Take album standout “You, In Weird Cities”: the song is a raucous ode in the classic Rosenstock tradition to friends spread across the country, but its nostalgia is tinged with frustration. The first chorus goes, “I’m always getting high when no one is around, cuz nothing makes me feel anything’s worthwhile / Nothing makes me happy / I’m like a shitty child / Nothing makes me laugh / Nothing makes me smile.” Though this is hardly the first Rosenstock chorus devoted to solitary intoxication, compare it to, say, the chorus of “Hurricane Waves” off Vacation (2011): “You get yourself a bottle and say ‘I don’t love anything anymore’ / You get yourself a bottle and say ‘I don’t do anything anymore.’” In the latter, you, the listener, are invited to engage. You hear a certain disillusionment sung back to you with the earnestness of one who has been there, survived, and come out okay. We may not love anything or do anything, but that there is an implied “we” gives the lyric a comforting populism. That comfort is missing from We Cool?, as Jeff sings not about the nobility in being pieces of shit together so much as the sadness in being a piece of shit alone.
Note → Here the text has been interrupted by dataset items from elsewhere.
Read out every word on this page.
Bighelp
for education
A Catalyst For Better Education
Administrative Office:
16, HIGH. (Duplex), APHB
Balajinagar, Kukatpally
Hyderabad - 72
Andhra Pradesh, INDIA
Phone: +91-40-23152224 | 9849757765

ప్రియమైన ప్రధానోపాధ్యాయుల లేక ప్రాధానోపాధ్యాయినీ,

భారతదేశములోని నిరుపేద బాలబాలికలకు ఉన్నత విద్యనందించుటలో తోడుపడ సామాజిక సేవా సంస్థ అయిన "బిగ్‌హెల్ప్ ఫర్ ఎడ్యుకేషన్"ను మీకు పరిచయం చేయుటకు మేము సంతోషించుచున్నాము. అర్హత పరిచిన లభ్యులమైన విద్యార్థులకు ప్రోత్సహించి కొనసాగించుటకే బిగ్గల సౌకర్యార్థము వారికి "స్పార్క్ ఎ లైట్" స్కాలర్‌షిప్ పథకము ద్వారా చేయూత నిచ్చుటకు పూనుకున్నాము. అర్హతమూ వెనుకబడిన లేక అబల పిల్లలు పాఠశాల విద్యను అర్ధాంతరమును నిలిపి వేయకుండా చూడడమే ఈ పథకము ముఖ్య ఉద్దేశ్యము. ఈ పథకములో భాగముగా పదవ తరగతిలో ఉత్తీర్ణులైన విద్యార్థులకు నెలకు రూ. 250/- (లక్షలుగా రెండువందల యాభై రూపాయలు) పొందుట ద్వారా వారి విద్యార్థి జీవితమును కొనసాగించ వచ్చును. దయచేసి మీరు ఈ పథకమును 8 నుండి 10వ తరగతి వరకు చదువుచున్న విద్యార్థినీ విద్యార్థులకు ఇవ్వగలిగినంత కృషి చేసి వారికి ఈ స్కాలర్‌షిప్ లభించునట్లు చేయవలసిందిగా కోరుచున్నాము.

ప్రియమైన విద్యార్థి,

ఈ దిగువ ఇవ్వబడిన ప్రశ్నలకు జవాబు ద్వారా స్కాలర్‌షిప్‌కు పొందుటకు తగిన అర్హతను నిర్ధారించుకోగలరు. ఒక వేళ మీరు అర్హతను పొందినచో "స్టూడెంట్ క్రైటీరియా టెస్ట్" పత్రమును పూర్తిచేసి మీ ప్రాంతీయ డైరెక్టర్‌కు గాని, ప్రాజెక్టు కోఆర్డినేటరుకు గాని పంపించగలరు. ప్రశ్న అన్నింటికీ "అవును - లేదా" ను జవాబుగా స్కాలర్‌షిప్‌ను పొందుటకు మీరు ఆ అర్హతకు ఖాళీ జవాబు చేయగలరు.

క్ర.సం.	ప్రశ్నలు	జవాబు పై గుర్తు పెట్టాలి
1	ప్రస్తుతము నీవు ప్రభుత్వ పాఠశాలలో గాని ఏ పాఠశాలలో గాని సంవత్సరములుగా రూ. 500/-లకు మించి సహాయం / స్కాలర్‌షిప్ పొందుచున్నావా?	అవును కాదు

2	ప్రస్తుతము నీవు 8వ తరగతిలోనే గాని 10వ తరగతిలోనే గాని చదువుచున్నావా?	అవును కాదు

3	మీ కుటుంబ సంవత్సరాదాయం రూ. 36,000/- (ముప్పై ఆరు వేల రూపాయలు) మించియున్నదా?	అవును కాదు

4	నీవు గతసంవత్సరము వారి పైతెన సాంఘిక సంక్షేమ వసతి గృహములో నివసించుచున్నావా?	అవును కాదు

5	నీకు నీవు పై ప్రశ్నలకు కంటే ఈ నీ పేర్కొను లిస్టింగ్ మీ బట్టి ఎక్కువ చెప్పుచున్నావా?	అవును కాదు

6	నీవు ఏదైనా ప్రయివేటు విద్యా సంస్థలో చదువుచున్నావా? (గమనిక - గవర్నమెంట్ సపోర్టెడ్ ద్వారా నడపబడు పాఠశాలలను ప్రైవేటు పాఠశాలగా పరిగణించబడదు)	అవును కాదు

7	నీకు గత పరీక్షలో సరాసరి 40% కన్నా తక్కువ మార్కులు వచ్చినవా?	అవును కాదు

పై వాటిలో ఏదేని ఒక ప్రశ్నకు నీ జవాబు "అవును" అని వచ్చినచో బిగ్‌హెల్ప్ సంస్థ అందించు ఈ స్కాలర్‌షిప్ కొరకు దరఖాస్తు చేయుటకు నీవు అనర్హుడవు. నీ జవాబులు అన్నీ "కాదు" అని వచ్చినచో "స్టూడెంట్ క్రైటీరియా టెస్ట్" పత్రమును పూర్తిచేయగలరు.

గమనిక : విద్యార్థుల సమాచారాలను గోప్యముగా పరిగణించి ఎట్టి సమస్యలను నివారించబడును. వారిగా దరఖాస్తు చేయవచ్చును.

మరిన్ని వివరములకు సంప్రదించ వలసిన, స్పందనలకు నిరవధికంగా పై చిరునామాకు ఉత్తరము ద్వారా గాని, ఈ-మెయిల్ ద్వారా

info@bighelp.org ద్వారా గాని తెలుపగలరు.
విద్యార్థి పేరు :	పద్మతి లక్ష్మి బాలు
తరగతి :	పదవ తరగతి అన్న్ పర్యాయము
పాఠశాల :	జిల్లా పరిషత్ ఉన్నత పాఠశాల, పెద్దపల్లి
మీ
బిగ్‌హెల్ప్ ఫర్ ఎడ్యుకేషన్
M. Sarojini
This is why We Cool? sounds like a Bomb the Music Industry! record but inspires more bittersweet melancholy than this-is-my-life-type fervor. It’s a punk rock record in twilight, one last “fuck you” to the passing of time. Of course, it wouldn’t be a Jeff Rosenstock record without some knowing sense of humor about the whole thing, and Jeff confronts the limits of his shelf-life with the same brutal honesty that’s made him such a beloved songwriter in the punk rock community for the past decade. “Get Old Forever” finds him drinking malt liquor at a house show, awkward and embarrassed. “I’m Serious, I’m Sorry” finds him drunk and relating to a girl’s recent loss of a close friend, but worried about being a condescending old guy about it. In the video for “Nausea,” a young crowd in a basement buys knives from his merch table, cuts him open, and pulls all the tacos out of his stomach. It’s a fittingly comic accompaniment to a song about Jeff shutting out people who try to get him to talk about life after punk. We Cool? is to Jeff Rosenstock as the “You’re Getting Old” episode is to South Park: a serious, but still funny admission of age.

It was always going to be like this. Things were always going to get sadder, weirder. The realities of We Cool? were the anxieties of Bomb the Music Industry!. But with Bomb, all that could be pushed off, because there was a Youth to make the most of. I was at Bomb the Music Industry!’s last show in Brooklyn about a year ago and saw Jeff play an acoustic set of Bomb stuff at my alma mater a couple months later. At the time, I couldn’t understand why he would break up the band when their music was as strong and their fans as into them as ever. We Cool? helps to answer that. It is a post-Bomb the Music Industry! record, literally and symbolically, sounding like the beginning of a new chapter (even if Bomb gets back together, which, if the band’s general “whatever, man” attitude is any indication, could happen). Jeff will go on figuring life out, go on getting older, and report back to us on how that’s going come next album. And we’ll be fine.